Saranno la maestria e l’estro con cui è riuscito a imporsi anche come barman uniti all’amore e allo studio costante di farine e lieviti che hanno portato Claudio Ferrari, 43 anni, a creare un piccolo, creativo regno della Pinsa Romana.  Lo ha fatto in pieno centro storico a Spoleto, davanti alla chiesa di San Filippo Neri, nel locale inaugurato vent’anni fa con i suoi genitori e da tre anni rinvigorita da un’identità più “godereccia”. Lo spiega bene l’insegna: “Silver, pizzeria-osteria del mangiar bene”. Appassionato di buona cucina fin da ragazzo, Claudio, nativo di Saronno, dopo aver frequentato la scuola alberghiera ha iniziato una lunga gavetta corredata da studi e aggiornamenti continui come pizzaiolo. Fino a diventare Maestro Istruttore, lo scorso settembre, della Scuola Nazionale Italiana Pizzaioli per Spoleto. I corsi di formazione si svolgono all’interno del suo locale.

Dare la possibilità ai clienti di gustare una Pinsa di eccellenza, con ingredienti selezionati, ma a prezzi accessibili: una missione  possibile? 

“Ho cercato di realizzare un progetto ambizioso: creare una Pinsa Romana ‘intelligente’, che abbia nel suo dna il know how e la selezione dei prodotti della filiera corta. Il resto dipende dalla  bravura dei pizzaioli, dalla tecnica dell’alta idratazione, dalla procedura della ricetta, dalle farine utilizzate e dal forno che ha cotto.  Il risultato: un prodotto ad alta digeribilità, croccante all’esterno e morbido all’interno”.

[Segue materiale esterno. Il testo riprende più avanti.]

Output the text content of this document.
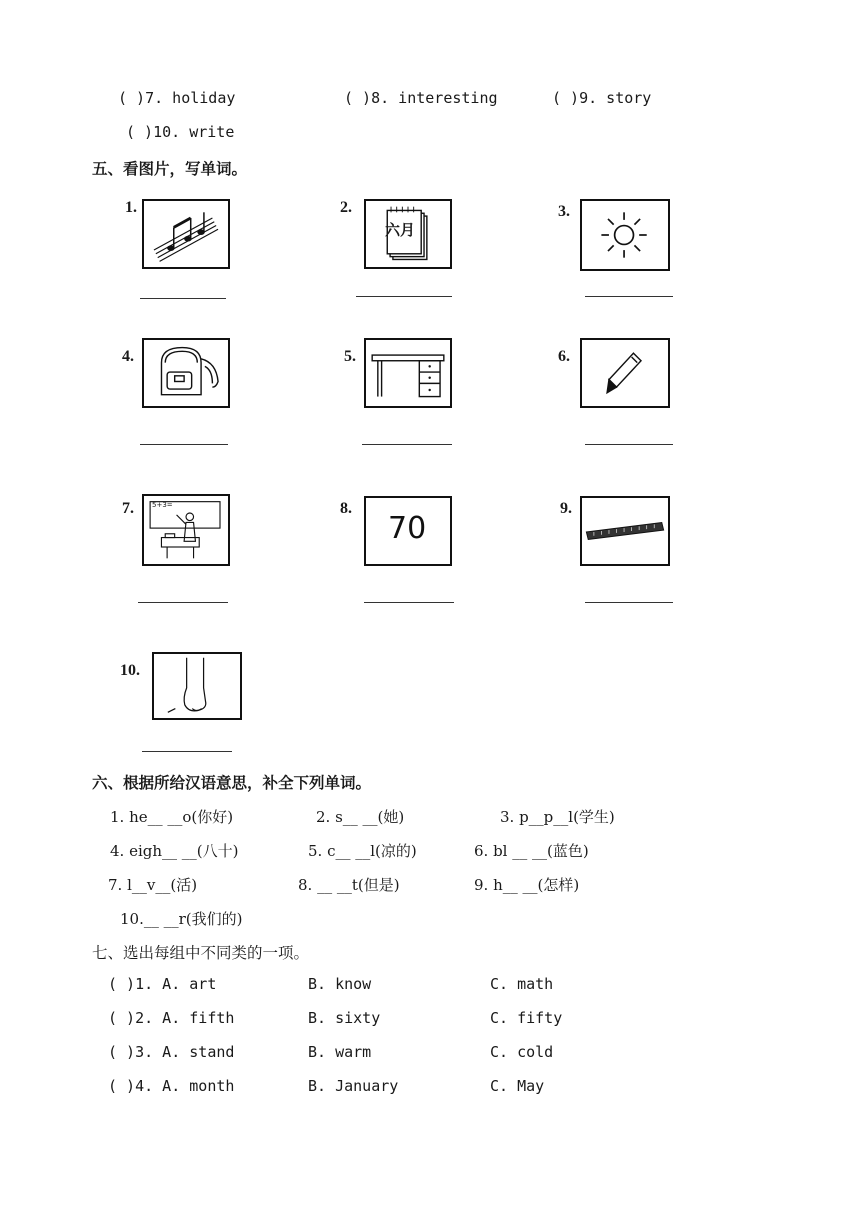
( )7. holiday	( )8. interesting	( )9. story
( )10. write
五、看图片，写单词。
1.	2.
六月
3.
4.	5.	6.
7.	5+3=	8.
70
9.
10.
六、根据所给汉语意思，补全下列单词。
1. he__ __o(你好)	2. s__ __(她)	3. p__p__l(学生)
4. eigh__ __(八十)	5. c__ __l(凉的)	6. bl __ __(蓝色)
7. l__v__(活)	8. __ __t(但是)	9. h__ __(怎样)
10.__ __r(我们的)
七、选出每组中不同类的一项。
( )1. A. art	B. know	C. math
( )2. A. fifth	B. sixty	C. fifty
( )3. A. stand	B. warm	C. cold
( )4. A. month	B. January	C. May
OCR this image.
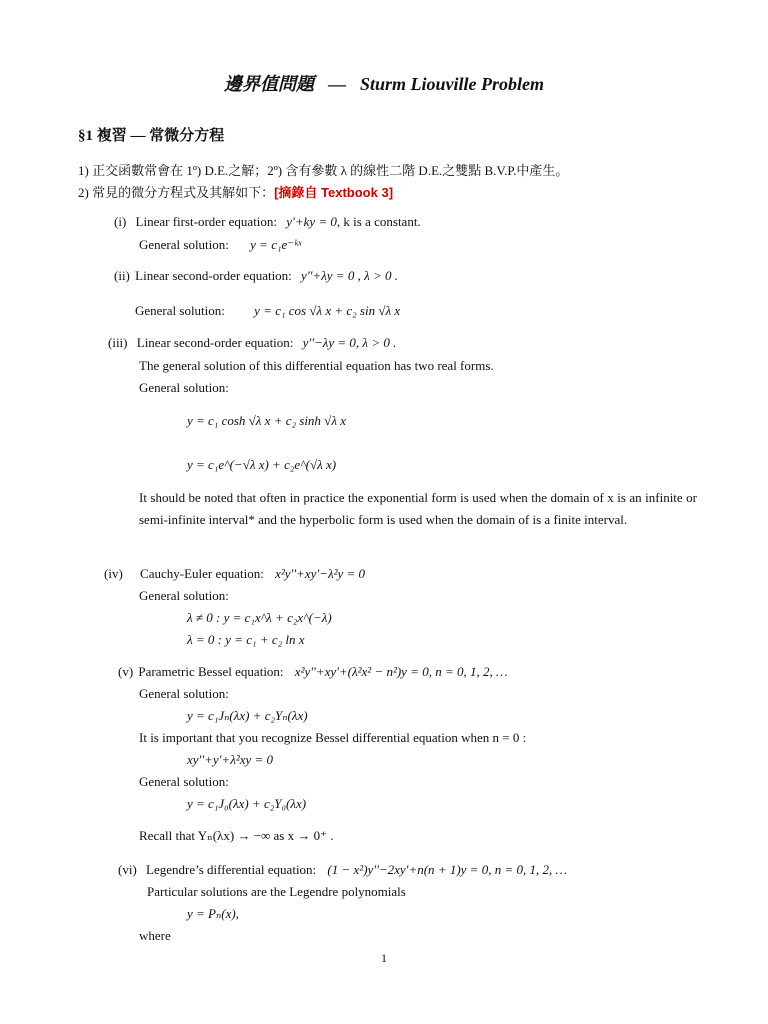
邊界值問題 — Sturm Liouville Problem
§1 複習 — 常微分方程
1) 正交函數常會在 1º) D.E.之解；2º) 含有參數 λ 的線性二階 D.E.之雙點 B.V.P.中產生。
2) 常見的微分方程式及其解如下：[摘錄自 Textbook 3]
(i) Linear first-order equation: y'+ky = 0, k is a constant.
General solution: y = c₁e⁻ᵏˣ
(ii) Linear second-order equation: y''+λy = 0 , λ > 0 .
General solution: y = c₁ cos √λ x + c₂ sin √λ x
(iii) Linear second-order equation: y''−λy = 0, λ > 0 .
The general solution of this differential equation has two real forms.
General solution:
y = c₁ cosh √λ x + c₂ sinh √λ x
y = c₁e^(−√λ x) + c₂e^(√λ x)
It should be noted that often in practice the exponential form is used when the domain of x is an infinite or semi-infinite interval* and the hyperbolic form is used when the domain of is a finite interval.
(iv) Cauchy-Euler equation: x²y''+xy'−λ²y = 0
General solution:
λ ≠ 0 : y = c₁x^λ + c₂x^(−λ)
λ = 0 : y = c₁ + c₂ ln x
(v) Parametric Bessel equation: x²y''+xy'+(λ²x² − n²)y = 0, n = 0, 1, 2, …
General solution:
y = c₁Jₙ(λx) + c₂Yₙ(λx)
It is important that you recognize Bessel differential equation when n = 0 :
xy''+y'+λ²xy = 0
General solution:
y = c₁J₀(λx) + c₂Y₀(λx)
Recall that Yₙ(λx) → −∞ as x → 0⁺ .
(vi) Legendre’s differential equation: (1 − x²)y''−2xy'+n(n + 1)y = 0, n = 0, 1, 2, …
Particular solutions are the Legendre polynomials
y = Pₙ(x),
where
1
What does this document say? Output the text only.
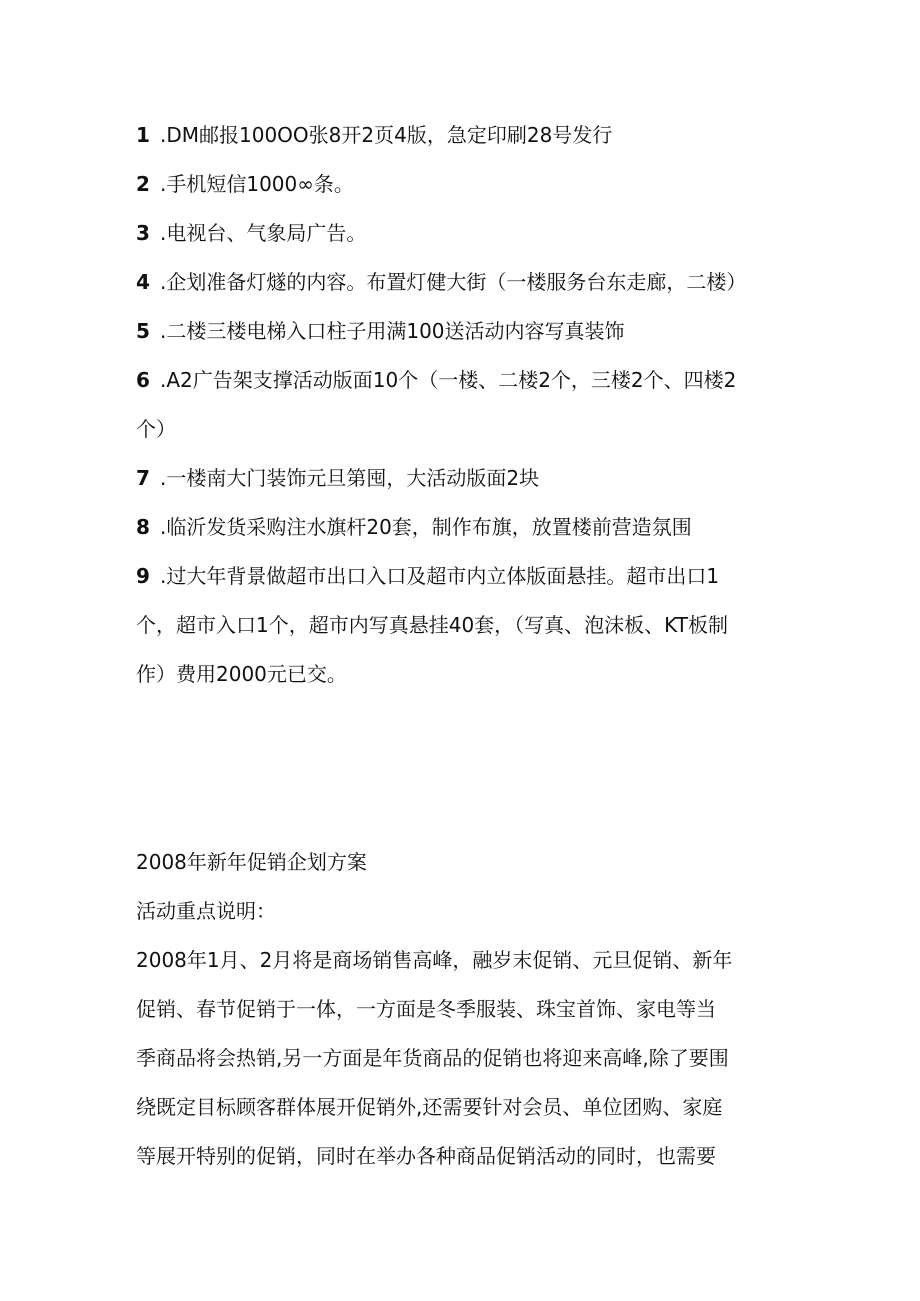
1 .DM邮报100OO张8开2页4版，急定印刷28号发行
2 .手机短信1000∞条。
3 .电视台、气象局广告。
4 .企划准备灯燧的内容。布置灯健大街（一楼服务台东走廊，二楼）
5 .二楼三楼电梯入口柱子用满100送活动内容写真装饰
6 .A2广告架支撑活动版面10个（一楼、二楼2个，三楼2个、四楼2
个）
7 .一楼南大门装饰元旦第囤，大活动版面2块
8 .临沂发货采购注水旗杆20套，制作布旗，放置楼前营造氛围
9 .过大年背景做超市出口入口及超市内立体版面悬挂。超市出口1
个，超市入口1个，超市内写真悬挂40套，（写真、泡沫板、KT板制
作）费用2000元已交。
2008年新年促销企划方案
活动重点说明：
2008年1月、2月将是商场销售高峰，融岁末促销、元旦促销、新年
促销、春节促销于一体，一方面是冬季服装、珠宝首饰、家电等当
季商品将会热销,另一方面是年货商品的促销也将迎来高峰,除了要围
绕既定目标顾客群体展开促销外,还需要针对会员、单位团购、家庭
等展开特别的促销，同时在举办各种商品促销活动的同时，也需要
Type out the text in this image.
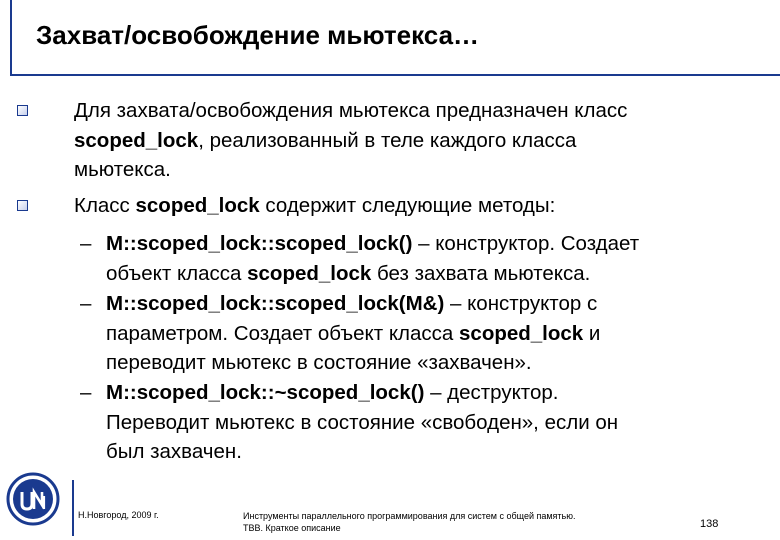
Захват/освобождение мьютекса…
Для захвата/освобождения мьютекса предназначен класс
scoped_lock, реализованный в теле каждого класса
мьютекса.
Класс scoped_lock содержит следующие методы:
– M::scoped_lock::scoped_lock() – конструктор. Создает
объект класса scoped_lock без захвата мьютекса.
– M::scoped_lock::scoped_lock(M&) – конструктор с
параметром. Создает объект класса scoped_lock и
переводит мьютекс в состояние «захвачен».
– M::scoped_lock::~scoped_lock() – деструктор.
Переводит мьютекс в состояние «свободен», если он
был захвачен.
Н.Новгород, 2009 г.	Инструменты параллельного программирования для систем с общей памятью.
TBB. Краткое описание	138
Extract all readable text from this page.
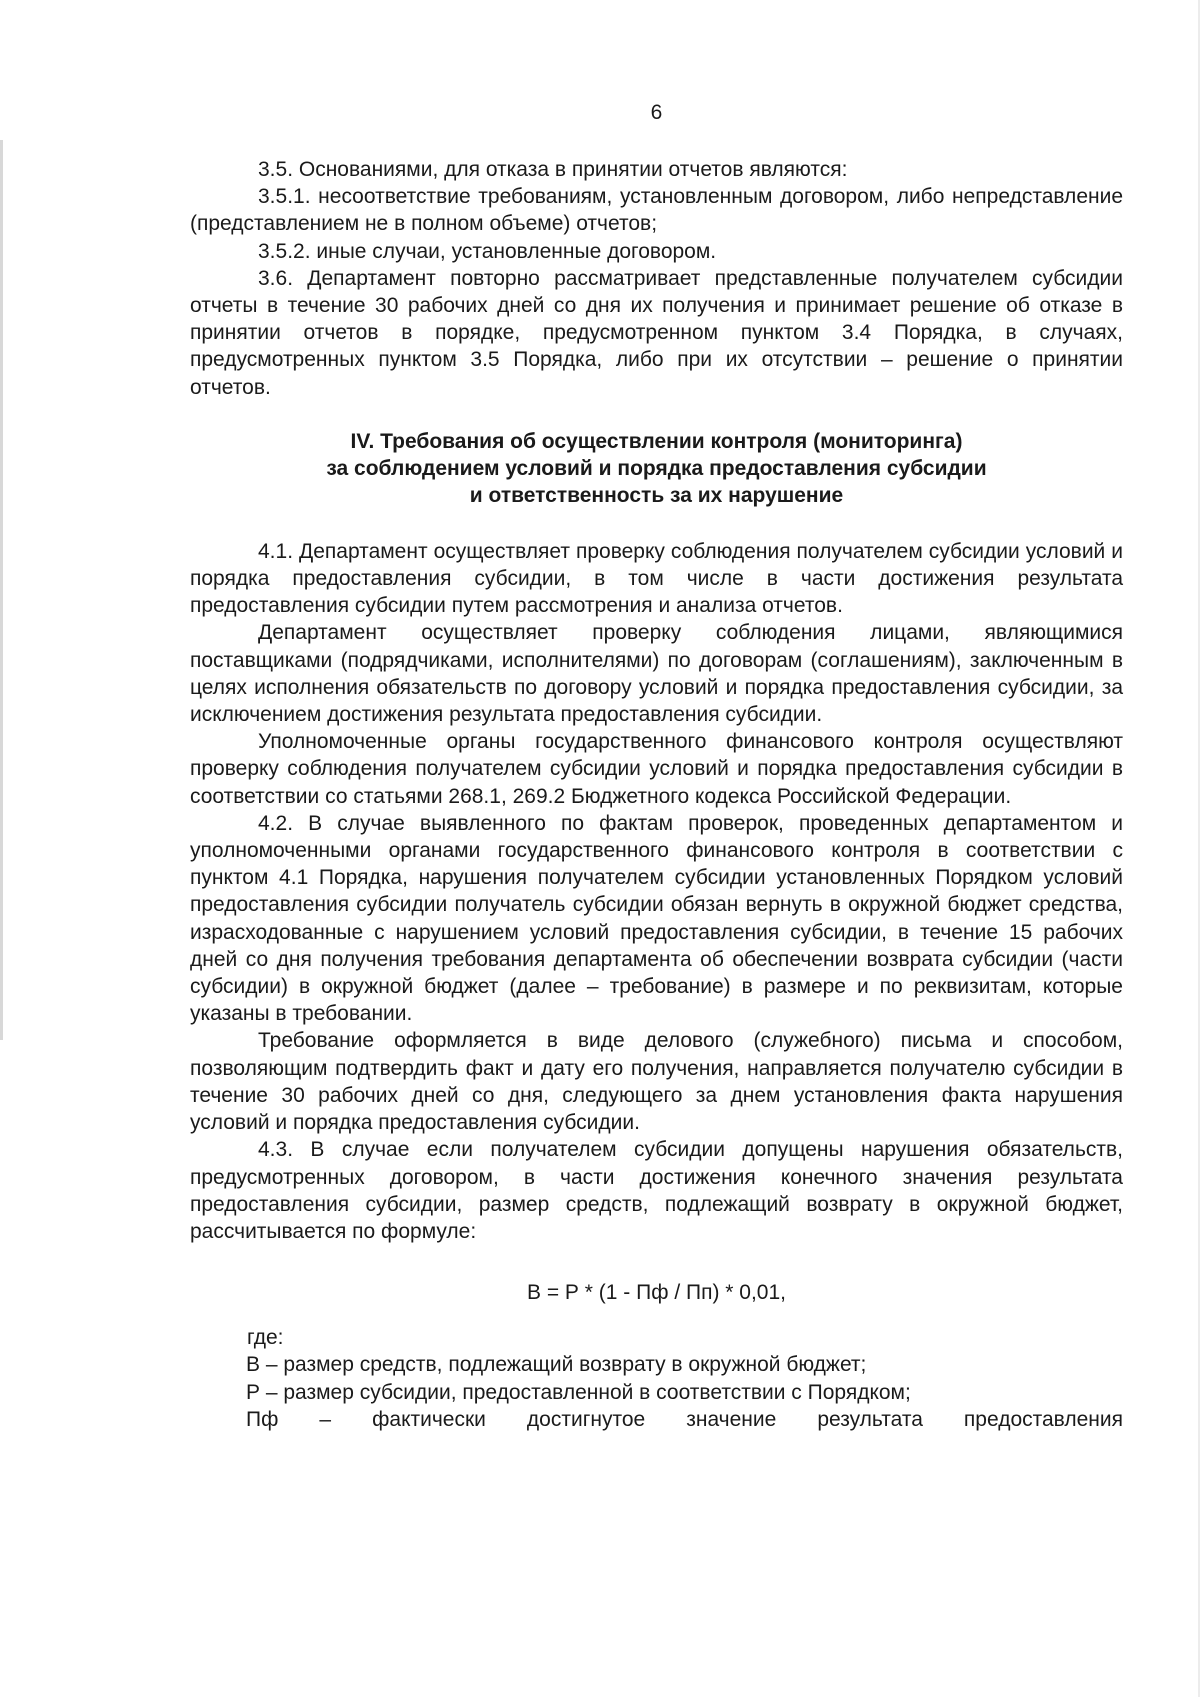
6

3.5. Основаниями, для отказа в принятии отчетов являются:

3.5.1. несоответствие требованиям, установленным договором, либо непредставление (представлением не в полном объеме) отчетов;

3.5.2. иные случаи, установленные договором.

3.6. Департамент повторно рассматривает представленные получателем субсидии отчеты в течение 30 рабочих дней со дня их получения и принимает решение об отказе в принятии отчетов в порядке, предусмотренном пунктом 3.4 Порядка, в случаях, предусмотренных пунктом 3.5 Порядка, либо при их отсутствии – решение о принятии отчетов.

IV. Требования об осуществлении контроля (мониторинга)
за соблюдением условий и порядка предоставления субсидии
и ответственность за их нарушение

4.1. Департамент осуществляет проверку соблюдения получателем субсидии условий и порядка предоставления субсидии, в том числе в части достижения результата предоставления субсидии путем рассмотрения и анализа отчетов.

Департамент осуществляет проверку соблюдения лицами, являющимися поставщиками (подрядчиками, исполнителями) по договорам (соглашениям), заключенным в целях исполнения обязательств по договору условий и порядка предоставления субсидии, за исключением достижения результата предоставления субсидии.

Уполномоченные органы государственного финансового контроля осуществляют проверку соблюдения получателем субсидии условий и порядка предоставления субсидии в соответствии со статьями 268.1, 269.2 Бюджетного кодекса Российской Федерации.

4.2. В случае выявленного по фактам проверок, проведенных департаментом и уполномоченными органами государственного финансового контроля в соответствии с пунктом 4.1 Порядка, нарушения получателем субсидии установленных Порядком условий предоставления субсидии получатель субсидии обязан вернуть в окружной бюджет средства, израсходованные с нарушением условий предоставления субсидии, в течение 15 рабочих дней со дня получения требования департамента об обеспечении возврата субсидии (части субсидии) в окружной бюджет (далее – требование) в размере и по реквизитам, которые указаны в требовании.

Требование оформляется в виде делового (служебного) письма и способом, позволяющим подтвердить факт и дату его получения, направляется получателю субсидии в течение 30 рабочих дней со дня, следующего за днем установления факта нарушения условий и порядка предоставления субсидии.

4.3. В случае если получателем субсидии допущены нарушения обязательств, предусмотренных договором, в части достижения конечного значения результата предоставления субсидии, размер средств, подлежащий возврату в окружной бюджет, рассчитывается по формуле:

В = Р * (1 - Пф / Пп) * 0,01,

где:

В – размер средств, подлежащий возврату в окружной бюджет;

Р – размер субсидии, предоставленной в соответствии с Порядком;

Пф – фактически достигнутое значение результата предоставления
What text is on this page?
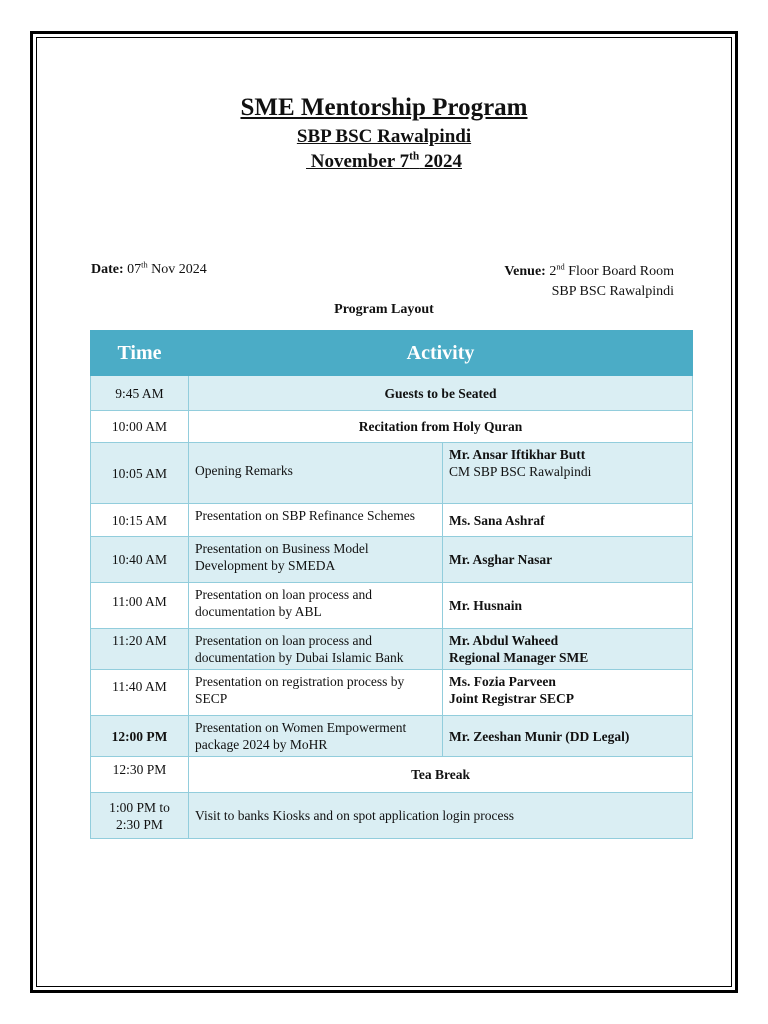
SME Mentorship Program
SBP BSC Rawalpindi
November 7th 2024
Date: 07th Nov 2024	Venue: 2nd Floor Board Room
SBP BSC Rawalpindi
Program Layout
Time	Activity	
9:45 AM	Guests to be Seated	
10:00 AM	Recitation from Holy Quran	
10:05 AM	Opening Remarks	Mr. Ansar Iftikhar Butt
CM SBP BSC Rawalpindi

10:15 AM	Presentation on SBP Refinance Schemes	Ms. Sana Ashraf
10:40 AM	Presentation on Business Model Development by SMEDA	Mr. Asghar Nasar
11:00 AM	Presentation on loan process and documentation by ABL	Mr. Husnain
11:20 AM	Presentation on loan process and documentation by Dubai Islamic Bank	Mr. Abdul Waheed
Regional Manager SME

11:40 AM	Presentation on registration process by SECP	Ms. Fozia Parveen
Joint Registrar SECP

12:00 PM	Presentation on Women Empowerment package 2024 by MoHR	Mr. Zeeshan Munir (DD Legal)
12:30 PM	Tea Break	
1:00 PM to 2:30 PM	Visit to banks Kiosks and on spot application login process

Come sei entrato in contatto con l’universo della Scuola Nazionale Italiana Pizzaioli?

“Se il mio locale sta prendendo ‘forma’ è anche merito della Snip, grazie all’incontro fortuito con il maestro Diego Lispi che mi ha introdotto a nuovi impasti e lavorazioni d’avanguardia, in linea con le richieste del mercato. Ringrazio di vero cuore il presidente Luigi Conti per la sua disponibilità. Ho perfezionato l’arte delle farciture create su misura e oggi riesco a interpretare le esigenze dei palati di chi si siede ai miei tavoli. Un’esperienza matuyrata che si riverbera con notevole successo anche nelle competizioni a cui partecipo”.

Il cavallo di battaglia della Silver, la Pinsa Romana, guarda al futuro?

“Sì, il boom della Pinsa Romana mi sta portando a perfezionarla e a farcirla in numerose combinazioni diverse. Gusto e digeribilità rimangono comunque sempre le basi di partenza”.

Le più richieste

Nel forno dello storico locale di Claudio Ferrari, la Pinsa Silver è tra le più apprezzate: farcita con mozzarella, patate, pancetta, salsiccia e rosmarino, è davvero eccezionale anche nella presentazione. Molto richieste la Regina (con pomodoro, mozzarella di bufala, basilico e un goccio di olio extravergine di oliva dop) e una rosa di Pinse farcite, che si differenziano dal calzone tradizionale per l’apertura a fisarmonica. Tra queste, la Tipica con mortadella, e l’Estiva, con maionese, pomodoro, insalata e tonno.